The claim in this post seems to be: sometimes it's easier to create an object with property P than to decide whether a borderline instance satisfies property P. You chose a complicated example but you just as well have used something very mundane like "Make a pile of sand more than 6 inches tall." I can do the task by making a 12 inch pile of sand, but if someone gives me a pile of sand that is 6.0000001 inches I'm going to need very precise measurement devices and philosophical clarification about what "tall"means.

I don't think this observation undermines the claim that "it is easier to verify that someone has made a tall pile of sand than to do it yourself." If someone gives me a 6.000001 inch tall pile of sand I can say "could you make it taller?" And if I can ask for a program that halts and someone gives me a program that looks for a proof of false in PA, I can just say "try again."

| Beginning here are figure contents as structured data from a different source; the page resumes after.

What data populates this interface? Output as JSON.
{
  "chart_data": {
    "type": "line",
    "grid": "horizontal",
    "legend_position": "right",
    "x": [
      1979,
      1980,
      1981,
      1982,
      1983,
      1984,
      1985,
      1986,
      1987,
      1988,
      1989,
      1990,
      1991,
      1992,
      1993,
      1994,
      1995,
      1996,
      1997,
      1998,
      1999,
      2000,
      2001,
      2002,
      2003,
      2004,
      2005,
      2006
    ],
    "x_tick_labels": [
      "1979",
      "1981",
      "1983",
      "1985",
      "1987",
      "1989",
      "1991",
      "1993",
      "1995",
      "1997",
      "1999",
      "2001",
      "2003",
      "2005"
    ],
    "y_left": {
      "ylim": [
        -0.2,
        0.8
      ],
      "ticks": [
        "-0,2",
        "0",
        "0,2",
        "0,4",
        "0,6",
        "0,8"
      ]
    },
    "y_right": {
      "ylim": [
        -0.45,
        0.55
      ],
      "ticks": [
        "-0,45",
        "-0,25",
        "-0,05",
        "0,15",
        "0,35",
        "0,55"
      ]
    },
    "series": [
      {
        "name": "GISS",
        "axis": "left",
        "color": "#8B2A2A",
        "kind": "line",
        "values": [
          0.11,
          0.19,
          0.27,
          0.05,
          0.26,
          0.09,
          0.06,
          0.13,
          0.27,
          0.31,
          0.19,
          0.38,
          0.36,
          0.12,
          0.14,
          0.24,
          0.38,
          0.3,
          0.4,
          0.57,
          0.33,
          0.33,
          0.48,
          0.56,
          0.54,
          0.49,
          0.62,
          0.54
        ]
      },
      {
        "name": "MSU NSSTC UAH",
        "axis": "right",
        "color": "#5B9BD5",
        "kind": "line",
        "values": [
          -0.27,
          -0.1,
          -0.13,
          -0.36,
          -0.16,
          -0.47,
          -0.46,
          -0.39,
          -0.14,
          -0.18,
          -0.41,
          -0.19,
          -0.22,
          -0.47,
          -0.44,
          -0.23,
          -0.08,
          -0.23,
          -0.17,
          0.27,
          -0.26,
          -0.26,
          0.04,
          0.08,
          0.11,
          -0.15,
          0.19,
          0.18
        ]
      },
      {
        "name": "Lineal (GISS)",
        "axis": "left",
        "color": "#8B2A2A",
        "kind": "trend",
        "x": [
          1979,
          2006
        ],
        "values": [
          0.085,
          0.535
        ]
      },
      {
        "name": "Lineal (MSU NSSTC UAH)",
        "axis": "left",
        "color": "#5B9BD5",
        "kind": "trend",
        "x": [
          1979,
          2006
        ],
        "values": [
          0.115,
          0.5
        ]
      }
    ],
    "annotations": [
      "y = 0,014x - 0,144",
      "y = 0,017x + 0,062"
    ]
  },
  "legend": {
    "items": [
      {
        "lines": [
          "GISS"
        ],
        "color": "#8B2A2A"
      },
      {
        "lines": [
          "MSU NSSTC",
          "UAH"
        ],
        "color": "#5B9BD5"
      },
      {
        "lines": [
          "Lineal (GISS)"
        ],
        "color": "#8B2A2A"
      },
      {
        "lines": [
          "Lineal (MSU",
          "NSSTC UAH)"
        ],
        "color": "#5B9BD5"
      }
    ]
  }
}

I do think there are plenty of examples where verification is not easier than generation (and certainly where verification is non-trivial). It's less clear what the relevance of that is.

[-]johnswentworth3y1210

I don't think the generalization of the OP is quite "sometimes it's easier to create an object with property P than to decide whether a borderline instance satisfies property P". Rather, the halting example suggests that verification is likely to be harder than generation specifically when there is some (possibly implicit) adversary. What makes verification potentially hard is the part where we have to quantify over all possible inputs - the verifier must work for any input.

Borderline cases are an issue for that quantifier, but more generally any sort of adversarial pressure is a potential problem.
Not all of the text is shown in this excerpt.